We took a Shinkansen from Tokyo to Kyoto, cruising at 300 km/h while enjoying nice views of Mt. Fuji along the way. I did not know that in the 53 year history of Shinkansen they have carried more than 5 billion passengers without a single fatality.
We woke up our first morning in Kyoto to unexpected snow. Jo and I let the grumbling kids stay at home and we went to Kinkaku-ji. We watched the golden pagoda serenely glistening in the morning light while huge soft snowflakes floated down around us. The crowd of tourists was meanwhile less serenely pushed through a stockade of fence-work around the beautiful grounds. I guess it’s just the sheer number of us. Tourists are the worst : )
In the gently falling snow, Jo and I walked on to Ryaon-ji, the combination of fifteen famous rocks and bits of moss enclosed in a sublime courtyard of manicured gravel. I sat and contemplated the garden from the ancient wooden steps of the pavilion for the third time in my life till my slippered feet got too cold. We returned to the gate, got our shoes, and walked through the moss gardens – Jo’s favorite part.
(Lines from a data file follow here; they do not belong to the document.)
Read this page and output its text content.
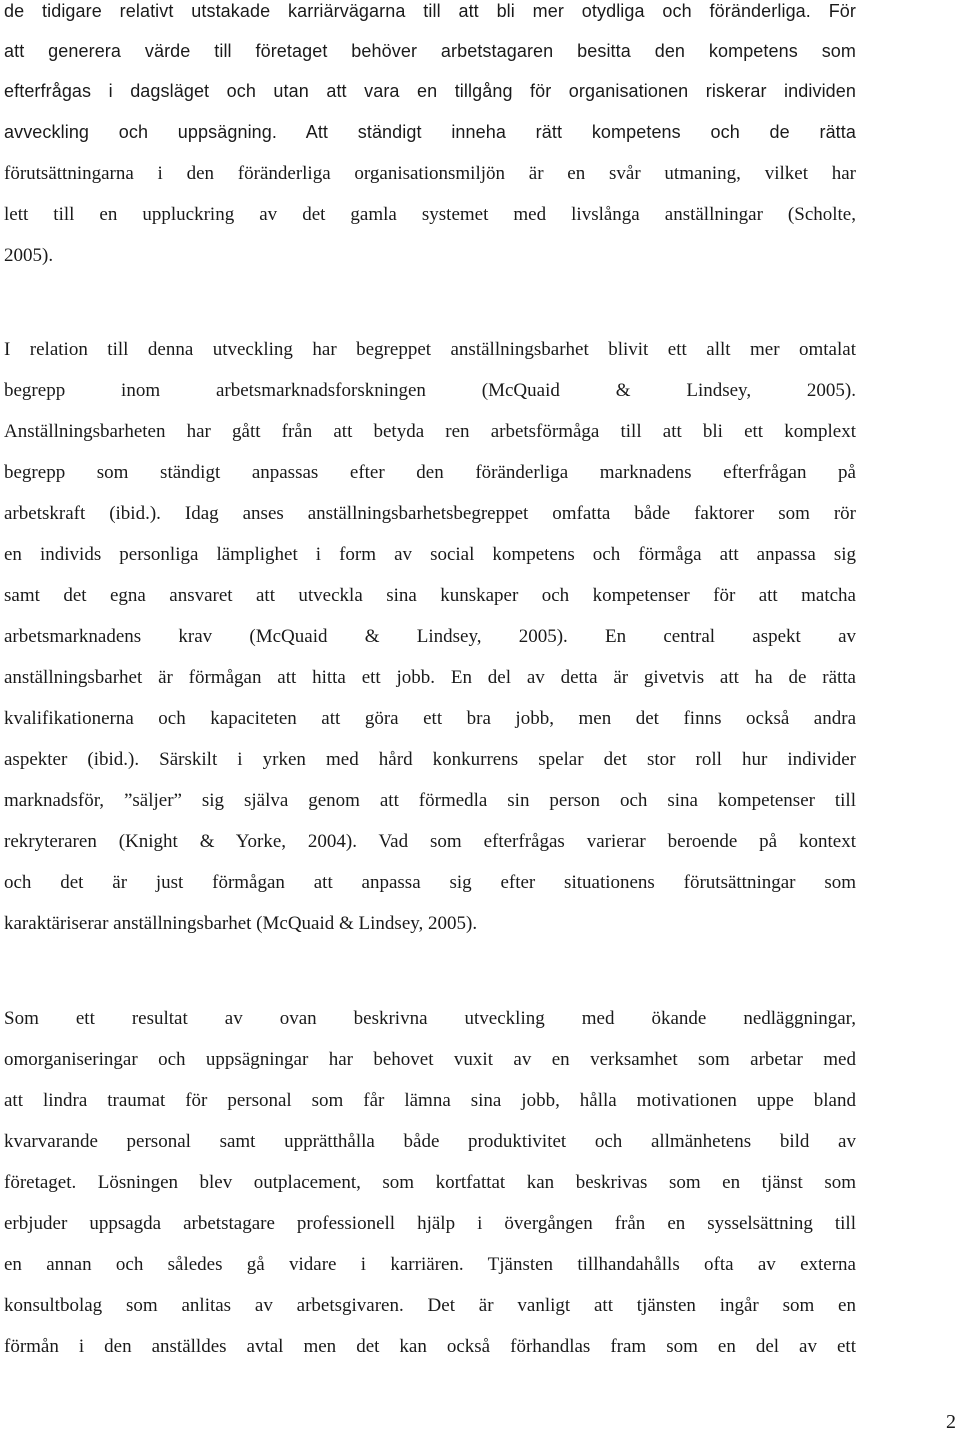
de tidigare relativt utstakade karriärvägarna till att bli mer otydliga och föränderliga. För
att generera värde till företaget behöver arbetstagaren besitta den kompetens som
efterfrågas i dagsläget och utan att vara en tillgång för organisationen riskerar individen
avveckling och uppsägning. Att ständigt inneha rätt kompetens och de rätta
förutsättningarna i den föränderliga organisationsmiljön är en svår utmaning, vilket har
lett till en uppluckring av det gamla systemet med livslånga anställningar (Scholte,
2005).
I relation till denna utveckling har begreppet anställningsbarhet blivit ett allt mer omtalat
begrepp inom arbetsmarknadsforskningen (McQuaid & Lindsey, 2005).
Anställningsbarheten har gått från att betyda ren arbetsförmåga till att bli ett komplext
begrepp som ständigt anpassas efter den föränderliga marknadens efterfrågan på
arbetskraft (ibid.). Idag anses anställningsbarhetsbegreppet omfatta både faktorer som rör
en individs personliga lämplighet i form av social kompetens och förmåga att anpassa sig
samt det egna ansvaret att utveckla sina kunskaper och kompetenser för att matcha
arbetsmarknadens krav (McQuaid & Lindsey, 2005). En central aspekt av
anställningsbarhet är förmågan att hitta ett jobb. En del av detta är givetvis att ha de rätta
kvalifikationerna och kapaciteten att göra ett bra jobb, men det finns också andra
aspekter (ibid.). Särskilt i yrken med hård konkurrens spelar det stor roll hur individer
marknadsför, ”säljer” sig själva genom att förmedla sin person och sina kompetenser till
rekryteraren (Knight & Yorke, 2004). Vad som efterfrågas varierar beroende på kontext
och det är just förmågan att anpassa sig efter situationens förutsättningar som
karaktäriserar anställningsbarhet (McQuaid & Lindsey, 2005).
Som ett resultat av ovan beskrivna utveckling med ökande nedläggningar,
omorganiseringar och uppsägningar har behovet vuxit av en verksamhet som arbetar med
att lindra traumat för personal som får lämna sina jobb, hålla motivationen uppe bland
kvarvarande personal samt upprätthålla både produktivitet och allmänhetens bild av
företaget. Lösningen blev outplacement, som kortfattat kan beskrivas som en tjänst som
erbjuder uppsagda arbetstagare professionell hjälp i övergången från en sysselsättning till
en annan och således gå vidare i karriären. Tjänsten tillhandahålls ofta av externa
konsultbolag som anlitas av arbetsgivaren. Det är vanligt att tjänsten ingår som en
förmån i den anställdes avtal men det kan också förhandlas fram som en del av ett
2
Kyoto is a city chock full of temples, shrines, and gardens. One of the most picturesque is the Fushimi Inari shrine with the thousand orange torii gates built on the path to the shrine. We met three young ladies from Canada on vacation. They were dressed in kimonos (there are kimono rental shops in Kyoto for this purpose). So Jo and I got into a discussion about cultural appropriation. We don’t see eye to eye. The kids rolled their eyes.
Speaking of cultural appropriation, the torii of Fushimi Inari was the inspiration for the Christo and Jeanne-Claude installed art project consisting of seven thousand orange gates with saffron curtains arrayed around Central Park in the winter of 2005. Remember that?
One afternoon we took the metro to Arashiyama, a small town north west of Kyoto. It has a famous Buddhist temple and gardens and a “bamboo forest”. The “forest” (you get it, I’ll stop quoting the word now) is an overgrown bamboo plantation that is no long economically viable or necessary. It is beautiful. Someone put a half kilometer long path through the forest. The government added the place to the list of Japanese soundscapes. Condé Nast named it among the 50 most beautiful Places On Earth! Result: every tourist in Japan comes here and posts a picture of herself to her Insta account that her friends enviously like about for one second and then forget (I’ve used the female gender to show my disdain for the patriarchy).
We’ve been having fun with eating out in Japan. I’m leaving behind a tsunami of unacceptable behavior. Like the time in Tokyo at an izakaya when the waiter brought me a large (like 3-4 liter large) bottle of sake after he got me my sake. We later thought he wanted to show me the bottle he poured my sake from. Meanwhile I tried hard to undo the cap and get some more. Luckily I was unsuccessful. So I was bent of making a good impression at an izakaya we visited for dinner in Kyoto. This place has maybe 8 stools along a counter in a room so narrow that people further down from you pretty much wait till you are done – the classic first-in-last-out method from queueing theory.
With a little help from Jo (she took a semester Japanese sometime during her education) and an English to Japanese crib sheet on the menu, I said “Sumimasen, mizu wo kudasai”. Jo said that the other three other patrons of the restaurant and the chef and his assistant stopped breathing, waiting for every sound that came out of my mouth. When I finished they all broke into muted applause. The chef poured me a glass of water. Phew. I asked if I could take a photo of him. He posed with my teppan-grilled squid.
On our way out of Kyoto our cab driver gave us an impromptu tour of the city. He used a hand-held translator that worked pretty well. One of the places he stopped was the original head office of the Nintendo Playing Card Company. Then he dropped us off at the train station where we caught a train to Ōsaka.
Though, at some point we are going to have to talk about cultural appropriation.